I don’t even know what to say at this point. I am overwhelmed with so many feelings. I am numbed by this book, at least in the short term---right now. This is one of those few books that I will never forget. The way it was written was splendid. The end fell on me like an anvil. The story was so well woven together. Erdrich has always been an author that I have liked and enjoyed (except for Shadow Tag), but this is one of her best---at least that I have read so far. I will not stop at this one.
I love that this book is just a story of ordinary people. No one did incredible things. No one became incredibly wealthy. There were no heroes. Just life.
3 replies, 1746 views
Response to Curmudgeoness (Original post)
Fri Mar 23, 2012, 08:46 AM
Little Star (14,406 posts)
2. Knock me over with a feather...
Mazarine Shimek and Delphine Watzka are actually sisters. That Step-and-a-Half was quite the woman! And it also gives us insight to who Roy Watzka was in his heart. Step-and-a-Half is Minnie, wow.
Everyone is getting older or dying. Life goes on.
Good book Curmudgeoness! Thanks again for taking the time and effort to share. Good job and I had a great time!

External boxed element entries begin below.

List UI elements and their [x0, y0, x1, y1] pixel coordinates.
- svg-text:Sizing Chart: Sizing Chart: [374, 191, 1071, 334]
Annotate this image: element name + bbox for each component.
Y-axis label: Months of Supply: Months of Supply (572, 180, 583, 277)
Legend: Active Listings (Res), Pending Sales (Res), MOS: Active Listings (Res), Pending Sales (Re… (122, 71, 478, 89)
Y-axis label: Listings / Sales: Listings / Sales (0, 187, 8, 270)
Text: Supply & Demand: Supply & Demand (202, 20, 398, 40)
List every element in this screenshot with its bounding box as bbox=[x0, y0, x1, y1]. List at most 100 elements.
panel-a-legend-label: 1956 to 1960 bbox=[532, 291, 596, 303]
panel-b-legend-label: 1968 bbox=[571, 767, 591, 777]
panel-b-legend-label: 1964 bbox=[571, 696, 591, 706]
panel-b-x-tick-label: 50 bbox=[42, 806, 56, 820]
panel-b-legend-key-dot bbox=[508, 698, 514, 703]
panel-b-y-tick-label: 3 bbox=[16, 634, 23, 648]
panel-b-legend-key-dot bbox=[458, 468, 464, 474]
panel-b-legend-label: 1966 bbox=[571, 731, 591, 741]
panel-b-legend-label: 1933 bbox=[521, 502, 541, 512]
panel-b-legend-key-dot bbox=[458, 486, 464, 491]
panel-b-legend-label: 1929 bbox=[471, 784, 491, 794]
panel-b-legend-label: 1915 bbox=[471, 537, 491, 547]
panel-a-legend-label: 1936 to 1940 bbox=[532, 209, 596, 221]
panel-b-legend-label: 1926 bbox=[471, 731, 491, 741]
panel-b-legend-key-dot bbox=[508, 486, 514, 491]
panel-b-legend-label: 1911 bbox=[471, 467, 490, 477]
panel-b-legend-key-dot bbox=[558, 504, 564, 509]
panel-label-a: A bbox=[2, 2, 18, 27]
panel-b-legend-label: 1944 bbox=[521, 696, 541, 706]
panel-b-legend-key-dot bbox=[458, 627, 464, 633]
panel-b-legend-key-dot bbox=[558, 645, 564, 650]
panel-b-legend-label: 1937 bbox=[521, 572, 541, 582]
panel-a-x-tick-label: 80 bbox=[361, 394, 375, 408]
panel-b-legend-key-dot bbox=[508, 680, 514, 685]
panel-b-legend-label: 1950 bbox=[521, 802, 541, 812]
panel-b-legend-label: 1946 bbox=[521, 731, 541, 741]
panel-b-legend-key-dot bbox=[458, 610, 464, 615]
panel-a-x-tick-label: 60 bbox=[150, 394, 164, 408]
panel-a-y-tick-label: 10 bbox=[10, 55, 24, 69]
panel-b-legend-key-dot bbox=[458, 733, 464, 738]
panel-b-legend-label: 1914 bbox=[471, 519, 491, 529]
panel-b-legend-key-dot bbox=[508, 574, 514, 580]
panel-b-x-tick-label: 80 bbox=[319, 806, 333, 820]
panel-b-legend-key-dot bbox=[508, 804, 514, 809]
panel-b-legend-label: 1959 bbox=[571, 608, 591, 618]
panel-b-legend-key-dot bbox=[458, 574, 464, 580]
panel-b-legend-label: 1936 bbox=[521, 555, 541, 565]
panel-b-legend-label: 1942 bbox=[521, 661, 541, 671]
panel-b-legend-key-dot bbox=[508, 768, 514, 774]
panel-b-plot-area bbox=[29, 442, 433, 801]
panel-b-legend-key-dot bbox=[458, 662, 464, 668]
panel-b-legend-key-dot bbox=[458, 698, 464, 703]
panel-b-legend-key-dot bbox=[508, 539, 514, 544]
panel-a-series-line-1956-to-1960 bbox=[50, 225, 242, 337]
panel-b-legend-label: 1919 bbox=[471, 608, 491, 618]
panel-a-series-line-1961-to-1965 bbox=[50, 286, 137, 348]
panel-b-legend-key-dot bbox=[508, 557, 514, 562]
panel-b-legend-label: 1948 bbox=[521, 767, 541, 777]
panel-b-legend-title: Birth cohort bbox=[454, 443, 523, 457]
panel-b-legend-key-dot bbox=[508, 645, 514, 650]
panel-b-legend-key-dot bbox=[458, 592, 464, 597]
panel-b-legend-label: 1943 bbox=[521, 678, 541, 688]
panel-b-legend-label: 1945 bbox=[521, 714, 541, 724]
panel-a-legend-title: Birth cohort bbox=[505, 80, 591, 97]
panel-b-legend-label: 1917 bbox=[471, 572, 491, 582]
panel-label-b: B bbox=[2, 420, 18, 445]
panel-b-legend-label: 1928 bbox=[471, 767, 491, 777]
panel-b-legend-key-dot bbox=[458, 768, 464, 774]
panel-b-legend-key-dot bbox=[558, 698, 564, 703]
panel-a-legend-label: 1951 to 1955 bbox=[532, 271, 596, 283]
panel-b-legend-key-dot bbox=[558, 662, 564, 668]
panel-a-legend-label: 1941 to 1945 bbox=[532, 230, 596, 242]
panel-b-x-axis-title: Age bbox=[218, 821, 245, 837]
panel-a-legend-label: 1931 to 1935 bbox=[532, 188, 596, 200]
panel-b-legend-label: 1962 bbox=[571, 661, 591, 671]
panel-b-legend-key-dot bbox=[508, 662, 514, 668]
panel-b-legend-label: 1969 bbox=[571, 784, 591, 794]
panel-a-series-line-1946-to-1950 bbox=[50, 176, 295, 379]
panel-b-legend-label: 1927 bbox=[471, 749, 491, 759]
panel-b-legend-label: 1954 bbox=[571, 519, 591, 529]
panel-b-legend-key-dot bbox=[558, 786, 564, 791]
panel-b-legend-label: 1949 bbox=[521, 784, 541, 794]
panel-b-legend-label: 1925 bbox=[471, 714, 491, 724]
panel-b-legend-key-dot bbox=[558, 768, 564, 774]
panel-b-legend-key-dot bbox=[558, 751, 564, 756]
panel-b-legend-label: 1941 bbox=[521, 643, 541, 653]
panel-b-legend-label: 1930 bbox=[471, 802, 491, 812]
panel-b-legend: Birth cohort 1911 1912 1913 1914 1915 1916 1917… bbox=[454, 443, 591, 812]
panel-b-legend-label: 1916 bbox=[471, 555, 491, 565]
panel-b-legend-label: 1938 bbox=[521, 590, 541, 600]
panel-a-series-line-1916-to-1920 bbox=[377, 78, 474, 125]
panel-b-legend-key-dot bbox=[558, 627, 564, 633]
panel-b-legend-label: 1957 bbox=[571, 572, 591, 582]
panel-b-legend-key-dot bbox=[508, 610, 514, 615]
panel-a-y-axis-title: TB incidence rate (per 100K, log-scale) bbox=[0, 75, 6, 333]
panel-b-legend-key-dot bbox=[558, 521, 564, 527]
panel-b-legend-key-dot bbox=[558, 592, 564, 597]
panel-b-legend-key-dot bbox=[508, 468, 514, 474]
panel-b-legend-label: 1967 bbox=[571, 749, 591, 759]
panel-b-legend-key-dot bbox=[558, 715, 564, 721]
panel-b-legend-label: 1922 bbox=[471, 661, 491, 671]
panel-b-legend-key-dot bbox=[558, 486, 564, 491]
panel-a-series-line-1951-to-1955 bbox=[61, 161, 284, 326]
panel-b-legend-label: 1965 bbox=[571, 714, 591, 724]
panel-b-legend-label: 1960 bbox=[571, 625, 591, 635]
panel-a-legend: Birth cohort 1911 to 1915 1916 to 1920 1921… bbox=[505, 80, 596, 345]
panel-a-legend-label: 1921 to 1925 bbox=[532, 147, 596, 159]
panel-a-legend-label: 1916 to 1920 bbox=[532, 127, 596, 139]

Response to Little Star (Reply #2)
Fri Mar 23, 2012, 12:15 PM
Curmudgeoness (15,184 posts)
3. I enjoyed this too, however,
don't look for a repeat any time soon. This was work. I would have liked to have shared my feelings and opinions with others who were also reading the book, but it didn't work out that way---which is fine.
I am glad that "Minnie" was never known and that no one will ever know the truth, which was just too nasty to tolerate if it was known.
I am now moving on---started a book in the The Cat Who...series. I need something light and silly right now. The Master Butchers was awesome, but I feel drained.
I am glad that you enjoyed this, and thanks for sticking with me. You will enjoy this book so much more when you get around to really reading it.